E se me conhecesse hoje, tudo seria igual? Será que a gente iria brincar de 2046 ou de Blueberry Nights?

Tuesday, December 04, 2007

Asas do desejo

The colours fade to grey
And I'm left with black and white
Don't know why I try
To fight with what is right
The truth is on our lips
It looks like time to tell
But you know I could be wrong about that as well
I thought a happy ending was more or less assured
I thought a little warmth could win the war
I'm wrong about everything
I think that I can sing
And when you hear the song
You'll wanna sing along


Em preto-e-branco, o sol nasceu. Uma noite de insônia, de lagrimas secas, o amanhecer angustiante, descolorido. A chuva fina, branca, tons de cinza no mar, o coraçao duro, preto, e a frase que ia e voltava, "entao é meu beijo que diz 'eu te amo' que é demais pra voce?". A noite negra sem estrelas, o dia cinza. "É o meu abraço 'sou sua' que você nao quer?" Preto-e-branco, o primeiro amanhecer sem cores. Ela zonza, desbotada. O principio de um tempo sem vermelhos, azuis, amarelos. Fade out em cinza, aquele homem se foi.

E vieram outros. E a mao que buscava calor aprendeu a mudez; os labios frios, o silêncio. Para sempre. No olhar o medo: é demais? Desaprendeu as cores. "Seus olhos sao azuis?" Nunca mais soube sozinha. É perigoso assim tao perto, machuca. Doi, quebra em caquinhos, rouba a cor do mundo. Verde desmaiado, rosa-palido, um mundo de palheta aguada. Dos seguintes, nao se lembrava do andar, a curva dos ombros, como era mesmo a sensaçao de abraçar e chegar muito perto? E os seguintes foram muitos. Começou a acreditar que tinha pouca memoria recente. Nao lembrava quantos. Nada podia ser tao sério a ponto de devolver as cores do mundo. Os tons das emoçoes.
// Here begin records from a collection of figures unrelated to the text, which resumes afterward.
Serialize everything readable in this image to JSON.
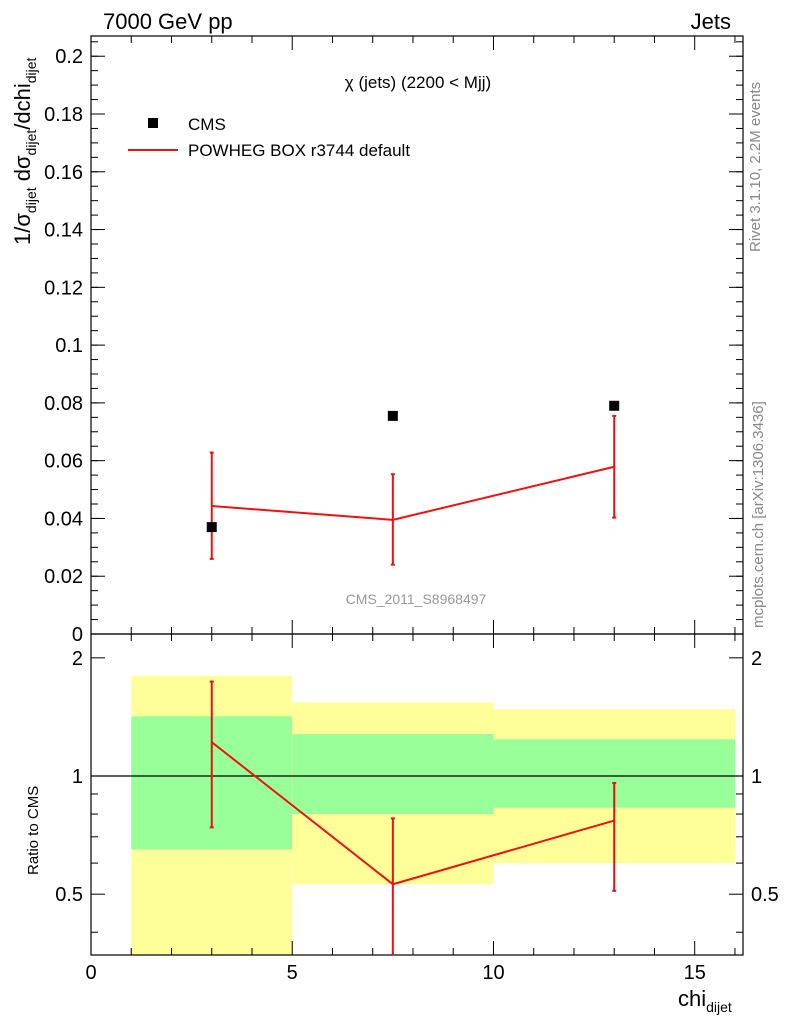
{
  "header": {
    "left": "7000 GeV pp",
    "right": "Jets"
  },
  "side_labels": {
    "rivet": "Rivet 3.1.10,  2.2M events",
    "mcplots": "mcplots.cern.ch [arXiv:1306.3436]"
  },
  "colors": {
    "data": "#000000",
    "mc": "#ee1111",
    "band_inner": "#99ff99",
    "band_outer": "#ffff99"
  },
  "chart_data": [
    {
      "type": "scatter",
      "panel": "main",
      "title": "χ (jets) (2200 < Mjj)",
      "watermark": "CMS_2011_S8968497",
      "ylabel": {
        "pre": "1/σ",
        "sub1": "dijet",
        "mid": " dσ",
        "sub2": "dijet",
        "post": "/dchi",
        "sub3": "dijet"
      },
      "xlim": [
        0,
        16.2
      ],
      "ylim": [
        0,
        0.207
      ],
      "yticks": [
        0,
        0.02,
        0.04,
        0.06,
        0.08,
        0.1,
        0.12,
        0.14,
        0.16,
        0.18,
        0.2
      ],
      "ytick_labels": [
        "0",
        "0.02",
        "0.04",
        "0.06",
        "0.08",
        "0.1",
        "0.12",
        "0.14",
        "0.16",
        "0.18",
        "0.2"
      ],
      "legend": [
        {
          "label": "CMS",
          "kind": "marker"
        },
        {
          "label": "POWHEG BOX r3744 default",
          "kind": "line"
        }
      ],
      "series": [
        {
          "name": "CMS",
          "x": [
            3,
            7.5,
            13
          ],
          "y": [
            0.037,
            0.0755,
            0.079
          ]
        },
        {
          "name": "POWHEG BOX r3744 default",
          "x": [
            3,
            7.5,
            13
          ],
          "y": [
            0.0443,
            0.0395,
            0.0579
          ],
          "yerr_low": [
            0.0183,
            0.0155,
            0.0176
          ],
          "yerr_high": [
            0.0185,
            0.0158,
            0.0176
          ]
        }
      ]
    },
    {
      "type": "line",
      "panel": "ratio",
      "ylabel": "Ratio to CMS",
      "xlabel": {
        "main": "chi",
        "sub": "dijet"
      },
      "xlim": [
        0,
        16.2
      ],
      "ylim": [
        0.35,
        2.3
      ],
      "log_y": true,
      "reference": 1,
      "yticks": [
        0.5,
        1,
        2
      ],
      "ytick_labels": [
        "0.5",
        "1",
        "2"
      ],
      "xticks": [
        0,
        5,
        10,
        15
      ],
      "xtick_labels": [
        "0",
        "5",
        "10",
        "15"
      ],
      "bins": [
        {
          "x_low": 1,
          "x_high": 5,
          "inner_low": 0.65,
          "inner_high": 1.42,
          "outer_low": 0.35,
          "outer_high": 1.8
        },
        {
          "x_low": 5,
          "x_high": 10,
          "inner_low": 0.8,
          "inner_high": 1.28,
          "outer_low": 0.53,
          "outer_high": 1.54
        },
        {
          "x_low": 10,
          "x_high": 16,
          "inner_low": 0.83,
          "inner_high": 1.24,
          "outer_low": 0.6,
          "outer_high": 1.48
        }
      ],
      "series": [
        {
          "name": "POWHEG BOX r3744 default",
          "x": [
            3,
            7.5,
            13
          ],
          "y": [
            1.22,
            0.53,
            0.77
          ],
          "yerr_low": [
            0.48,
            0.19,
            0.26
          ],
          "yerr_high": [
            0.52,
            0.25,
            0.19
          ]
        }
      ]
    }
  ]
}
Entao ela aprendeu a subir muito alto e a olhar o mundo de cima. Falava muito, sem sentir. So nao sabia por quê. Nao sabia, estatua bege, que nao tinha perigo. Entregava-se a qualquer coisa pra lembrar como eram as agulhas, que gosto tinha o vermelho. Ia aos bares mais escuros, os teatros mais vazios, os menores cinemas. Muita luz, nao, obrigada. Detestava Wim Wenders, David Lynch, aquelas narrativas sem sentido, comoassim fotografia das emoçoes.

Até que.

Até que um dia ela senta na janela do sexto andar e sente dor. Em preto-e-branco, lembra. Até que ela cansa de chorar lagrimas secas. Até que ela começa a sentir medo de aviao, assim de repente. Até que ela atravessa um mar nessa maquina sem chao, la embaixo a agua, voumorrervoumorrer. Até que ela coloca o pé em terra firme, engole o medo, perde a fala e aceita o abraço. Até que faz sol atras do mar. E ela se entrega, depois de tanto tempo, de verdade. Olha nos olhos e sabe: castanhos. Até que ela vê a mao que procura a sua, estica o braço e ele responde. Laisse toi aller. Até que ela abre os olhos e ve o mundo transformado num puteiro, vermelhos azuis amarelos luzes luzes perfumes vinho quente cerveja choca rosa lavanda macarron chuva terra molhada margem de rio lama roxo verde éclatant berrante gritante tudo agora ao mesmo tempo. E ela grita, fade in furta-cor. Até que ela chora com a cena do anjo que caiu do céu para sentir o gosto do sangue. Para tomar um café e descobrir a diferença entre o ocre e o marron, o laranja e o amarelo. E ela chora e ela sorri e ela nao sabe o que sentir e no meio da aula daquelas linguas estranhas, alemao, francês, ela entende tudo. O anjo e a trapezista. A voz grave, Nick Cave. Num segundo, ela descobre que nao sabe mais de nada. Que vai ter que aprender tudo de novo. Adolescente, descobrindo o mundo com fome. O espectro solar dos sentimentos. Colorido, chocante, assustadoramente bom. Daqui a pouco, ela aprende a amar.